The provision affords a clear indication of the fact that the appeal contemplated by Section 45-N is not to a Court superior to the High Court, namely, the Supreme Court of India; but to an appeal within the High Court itself.
5. Section 2 of the Banking Companies Act, 1949, provides that the provisions of the Act shall be in addition to, and not, save as thereinafter expressly provided. In derogation of, the Companies Act, 1956, and any other law for the time being. In force, Section 483 of the Companies Act, 1956, says:
'Appeals from any order made, or decision, given, in the matter of the winding up of a company by the Court shall lie to the same Court to which, in the same manner in which, and subject to the same conditions under which appeals lie from any order or decision of the Court in cases within its ordinary jurisdiction.'
6. Sections 45-A to 45X form Part IIIA of the Banking Companies Act, 1949. Section 45-A reads as follows:
'The provisions of this Part and the rules made thereunder shall have effect notwithstanding anything inconsistent therewith contained in the Companies Act, 1956 or the Code of Civil Procedure, 1908 or the Code of Criminal Procedure, 1898 or any other law for the time being in, force or any instrument having effect by virtue of any such law; but the provisions of any such law or instrument in so far as the same are not varied by, or inconsistent with, the provisions of this Part or rules made thereunder shall apply to all proceedings under this Part.'
The question for determination is the extent of the inroad made by Section 45-N of the Banking Companies Act, 1949, on the power conferred by Section 483 of the Companies Act, 1956.
7. Sub-section (1) of Section 45-N of the Banking Companies Act, 1949, has apparently nothing to do with an order for public examination under Section 45-6 of the Act.

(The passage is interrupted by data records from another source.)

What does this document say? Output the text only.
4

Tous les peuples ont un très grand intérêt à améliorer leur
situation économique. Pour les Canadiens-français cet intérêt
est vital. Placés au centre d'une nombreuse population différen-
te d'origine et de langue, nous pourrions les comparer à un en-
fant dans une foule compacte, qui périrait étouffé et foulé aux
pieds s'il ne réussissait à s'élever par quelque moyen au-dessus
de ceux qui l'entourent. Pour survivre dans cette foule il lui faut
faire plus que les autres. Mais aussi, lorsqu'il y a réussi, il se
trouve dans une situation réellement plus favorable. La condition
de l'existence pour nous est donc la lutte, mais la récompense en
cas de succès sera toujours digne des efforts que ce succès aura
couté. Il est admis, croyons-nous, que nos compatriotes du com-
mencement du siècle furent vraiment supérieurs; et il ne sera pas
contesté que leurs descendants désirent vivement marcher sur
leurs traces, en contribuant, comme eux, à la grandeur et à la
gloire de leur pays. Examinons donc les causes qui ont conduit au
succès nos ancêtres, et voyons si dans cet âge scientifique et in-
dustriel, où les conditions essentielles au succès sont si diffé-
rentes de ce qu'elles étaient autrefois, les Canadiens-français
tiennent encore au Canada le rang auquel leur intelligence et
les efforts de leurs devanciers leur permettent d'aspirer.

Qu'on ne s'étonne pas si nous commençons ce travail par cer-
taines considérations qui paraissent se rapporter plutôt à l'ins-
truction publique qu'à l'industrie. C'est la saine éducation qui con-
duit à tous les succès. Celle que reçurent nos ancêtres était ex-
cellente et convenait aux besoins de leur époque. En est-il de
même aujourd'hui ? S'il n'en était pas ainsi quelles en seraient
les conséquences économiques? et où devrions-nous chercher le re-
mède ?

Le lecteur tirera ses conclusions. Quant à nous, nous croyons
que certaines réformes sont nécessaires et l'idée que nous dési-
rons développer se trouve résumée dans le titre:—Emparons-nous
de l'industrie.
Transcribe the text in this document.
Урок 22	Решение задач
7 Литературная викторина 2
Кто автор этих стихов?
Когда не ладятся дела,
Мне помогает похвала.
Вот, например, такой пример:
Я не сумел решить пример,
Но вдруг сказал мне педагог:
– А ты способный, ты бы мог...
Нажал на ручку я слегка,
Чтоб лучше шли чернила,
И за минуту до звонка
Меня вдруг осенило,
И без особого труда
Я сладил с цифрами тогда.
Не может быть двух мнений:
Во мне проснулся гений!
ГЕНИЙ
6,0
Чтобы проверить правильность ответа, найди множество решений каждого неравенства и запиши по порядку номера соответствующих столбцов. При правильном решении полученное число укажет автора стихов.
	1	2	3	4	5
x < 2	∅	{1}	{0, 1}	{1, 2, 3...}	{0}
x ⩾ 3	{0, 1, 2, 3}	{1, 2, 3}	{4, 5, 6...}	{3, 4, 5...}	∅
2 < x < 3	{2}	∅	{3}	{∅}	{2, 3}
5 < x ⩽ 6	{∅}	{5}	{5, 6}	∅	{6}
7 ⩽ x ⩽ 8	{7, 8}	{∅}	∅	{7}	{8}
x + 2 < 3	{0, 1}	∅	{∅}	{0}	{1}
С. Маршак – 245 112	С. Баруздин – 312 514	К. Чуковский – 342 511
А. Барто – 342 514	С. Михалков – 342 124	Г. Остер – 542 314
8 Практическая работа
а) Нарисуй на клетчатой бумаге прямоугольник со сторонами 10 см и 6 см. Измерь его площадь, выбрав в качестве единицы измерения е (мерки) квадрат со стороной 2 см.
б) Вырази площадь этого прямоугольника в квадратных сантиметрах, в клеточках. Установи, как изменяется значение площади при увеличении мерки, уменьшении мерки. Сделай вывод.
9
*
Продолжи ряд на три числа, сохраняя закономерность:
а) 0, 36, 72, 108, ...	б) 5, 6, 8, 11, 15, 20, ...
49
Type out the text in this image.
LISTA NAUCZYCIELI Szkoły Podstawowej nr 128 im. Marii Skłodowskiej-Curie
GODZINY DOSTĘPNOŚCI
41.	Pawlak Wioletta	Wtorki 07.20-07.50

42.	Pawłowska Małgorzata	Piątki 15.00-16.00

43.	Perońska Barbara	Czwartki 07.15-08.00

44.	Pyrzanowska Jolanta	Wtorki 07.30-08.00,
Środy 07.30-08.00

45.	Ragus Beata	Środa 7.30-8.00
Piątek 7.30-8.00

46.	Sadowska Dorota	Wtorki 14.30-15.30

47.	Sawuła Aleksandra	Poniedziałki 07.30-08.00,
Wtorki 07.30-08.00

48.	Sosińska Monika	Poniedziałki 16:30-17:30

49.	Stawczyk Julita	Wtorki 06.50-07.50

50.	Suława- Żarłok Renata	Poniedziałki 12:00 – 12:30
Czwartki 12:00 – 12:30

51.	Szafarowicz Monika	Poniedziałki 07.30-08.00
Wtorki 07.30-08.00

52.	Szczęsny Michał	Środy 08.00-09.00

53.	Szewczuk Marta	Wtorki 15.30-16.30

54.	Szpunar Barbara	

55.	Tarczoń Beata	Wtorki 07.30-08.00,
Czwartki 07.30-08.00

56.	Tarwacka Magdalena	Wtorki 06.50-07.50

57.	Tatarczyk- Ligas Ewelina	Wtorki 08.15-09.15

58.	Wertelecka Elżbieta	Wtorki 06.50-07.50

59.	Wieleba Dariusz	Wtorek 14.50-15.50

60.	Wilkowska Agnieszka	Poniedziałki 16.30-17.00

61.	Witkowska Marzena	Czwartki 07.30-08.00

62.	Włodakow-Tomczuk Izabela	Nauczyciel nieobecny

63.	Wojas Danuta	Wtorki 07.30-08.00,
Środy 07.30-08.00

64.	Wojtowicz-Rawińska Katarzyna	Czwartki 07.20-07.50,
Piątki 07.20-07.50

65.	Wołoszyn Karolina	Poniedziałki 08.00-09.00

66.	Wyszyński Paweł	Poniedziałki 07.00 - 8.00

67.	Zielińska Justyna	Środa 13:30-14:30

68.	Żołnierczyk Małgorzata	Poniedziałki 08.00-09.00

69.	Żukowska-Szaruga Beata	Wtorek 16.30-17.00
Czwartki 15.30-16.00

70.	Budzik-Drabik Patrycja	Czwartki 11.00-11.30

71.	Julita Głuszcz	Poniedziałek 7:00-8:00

What it does is to enact a proviso to Section 483 of the Companies Act, 1956, a proviso which in effect will read as follows:
Provided that no appeal shall lie from any order of decision of the High Court in a civil proceeding under the Banking Companies Act, 1949, when the amount or value of the subject-matter of the claim does not exceed five thousand rupees.
In other words, the effect of Section 45-N, as we see it, is only to restrict the right of appeal granted by Section 483 of the Companies Act in the cases specified in Sub-sections (1)and (2) of Section 45-N, and not to affect the right of appeal conferred by Section 483 in respect of any other matter.
8. The way in which finality is conferred by Sub-section (3) of Section 45-N is significant. It says that the decision shall be final and binding for all purposes as between the banking company on the one hand, and all persons who are parties thereto and all persons claiming through or under them or any of them, on the other hand. This will clearly show that the section has nothing to do with matters like the direction for a public examination under Section 45-G of the Banking Companies Act, 1949.
9. A, N. Aiyar's commentary to Section 45-N of the Banking Companies Act, 1949, says that when we read Sub-sections (1) and (3) together it becomes, apparent that the scope of those sub-sections is not general but is restricted to cases (a) where there is a claim the subject matter of which can be valued in terms of money, (b) the company is one party to the claim and (c) there are other persons against whom the claim is made or who are the claimants; and that the section, therefore, does not apply to an order directing a public examination of a director or officer of a banking company. We are in agreement with this view and hold that the appeals before us have nothing to do with Section 45-N of the Banking Companies Act, 1949; that they are governed only by Section 483 of the Companies Act, 1956, and the Kerala High, Court Act, 1959 and the rules framed thereunder; that under those provisions the appeals are competent; and that the preliminary objection should be overruled. We decide accordingly.